Priest blinked at me the way he always did when I was effusive as if he couldn’t quite acclimatize to my professions or the truth of them. Then he shifted, a slow uncoiling of lean muscles so that he lay half-propped on a bulging forearm facing me.
“You are my whole heart,” he explained factually without a shred of intonation. “And so is this baby.”
He placed his large, death stamped hand on my belly, splaying his fingers. I read the names of the deceased on each knuckle, the newest addition on his thumb a constant reminder of what we’d been through.
Linley.
Surprisingly, it wasn’t a painful reminder when I caught a glimpse of it as I often did, but a powerful one. It was a seemingly insurmountable obstacle we had overcome together, and maybe it was strange, but I was proud of that.

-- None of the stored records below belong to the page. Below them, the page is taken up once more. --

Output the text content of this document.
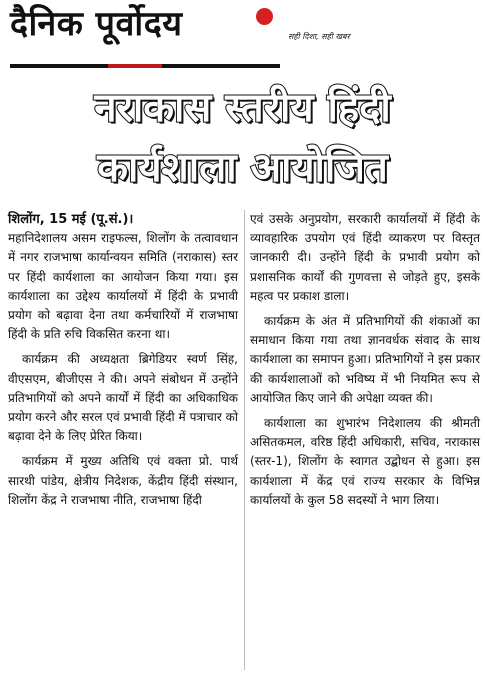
दैनिक पूर्वोदय	सही दिशा, सही खबर
नराकास स्तरीय हिंदी
कार्यशाला आयोजित

शिलोंग, 15 मई (पू.सं.)।
महानिदेशालय असम राइफल्स, शिलोंग के तत्वावधान में नगर राजभाषा कार्यान्वयन समिति (नराकास) स्तर पर हिंदी कार्यशाला का आयोजन किया गया। इस कार्यशाला का उद्देश्य कार्यालयों में हिंदी के प्रभावी प्रयोग को बढ़ावा देना तथा कर्मचारियों में राजभाषा हिंदी के प्रति रुचि विकसित करना था।

कार्यक्रम की अध्यक्षता ब्रिगेडियर स्वर्ण सिंह, वीएसएम, बीजीएस ने की। अपने संबोधन में उन्होंने प्रतिभागियों को अपने कार्यों में हिंदी का अधिकाधिक प्रयोग करने और सरल एवं प्रभावी हिंदी में पत्राचार को बढ़ावा देने के लिए प्रेरित किया।

कार्यक्रम में मुख्य अतिथि एवं वक्ता प्रो. पार्थ सारथी पांडेय, क्षेत्रीय निदेशक, केंद्रीय हिंदी संस्थान, शिलोंग केंद्र ने राजभाषा नीति, राजभाषा हिंदी

एवं उसके अनुप्रयोग, सरकारी कार्यालयों में हिंदी के व्यावहारिक उपयोग एवं हिंदी व्याकरण पर विस्तृत जानकारी दी। उन्होंने हिंदी के प्रभावी प्रयोग को प्रशासनिक कार्यों की गुणवत्ता से जोड़ते हुए, इसके महत्व पर प्रकाश डाला।

कार्यक्रम के अंत में प्रतिभागियों की शंकाओं का समाधान किया गया तथा ज्ञानवर्धक संवाद के साथ कार्यशाला का समापन हुआ। प्रतिभागियों ने इस प्रकार की कार्यशालाओं को भविष्य में भी नियमित रूप से आयोजित किए जाने की अपेक्षा व्यक्त की।

कार्यशाला का शुभारंभ निदेशालय की श्रीमती असितकमल, वरिष्ठ हिंदी अधिकारी, सचिव, नराकास (स्तर-1), शिलोंग के स्वागत उद्बोधन से हुआ। इस कार्यशाला में केंद्र एवं राज्य सरकार के विभिन्न कार्यालयों के कुल 58 सदस्यों ने भाग लिया।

We were quiet then for a time, both sinking deep in our own thoughts. We weren’t a couple who watched television or went out drinking at bars. We were the people who threw knives at the old cross Priest had transplanted to my backyard, the couple who practiced self-defence for fun on the pink-patterned carpet in our living room, and the pair that sat quietly together while he whittled or read and I studied for classes.
It wasn’t exactly a quiet life we led or a normal one, but it was the only life I’d ever wanted.
His hand was still on my belly when, minutes later, my abdomen contracted so hard it made my teeth ache as they ground together against the pain. He could feel the tightening of my womb under his fingers, and seconds later, I was being lifted up in his arms, extra weight and pregnant belly and all as easily as if I was a sack of flour.
“Our stuff,” I cried out, looking over his shoulder as he stalked away from our blanket and picnic basket.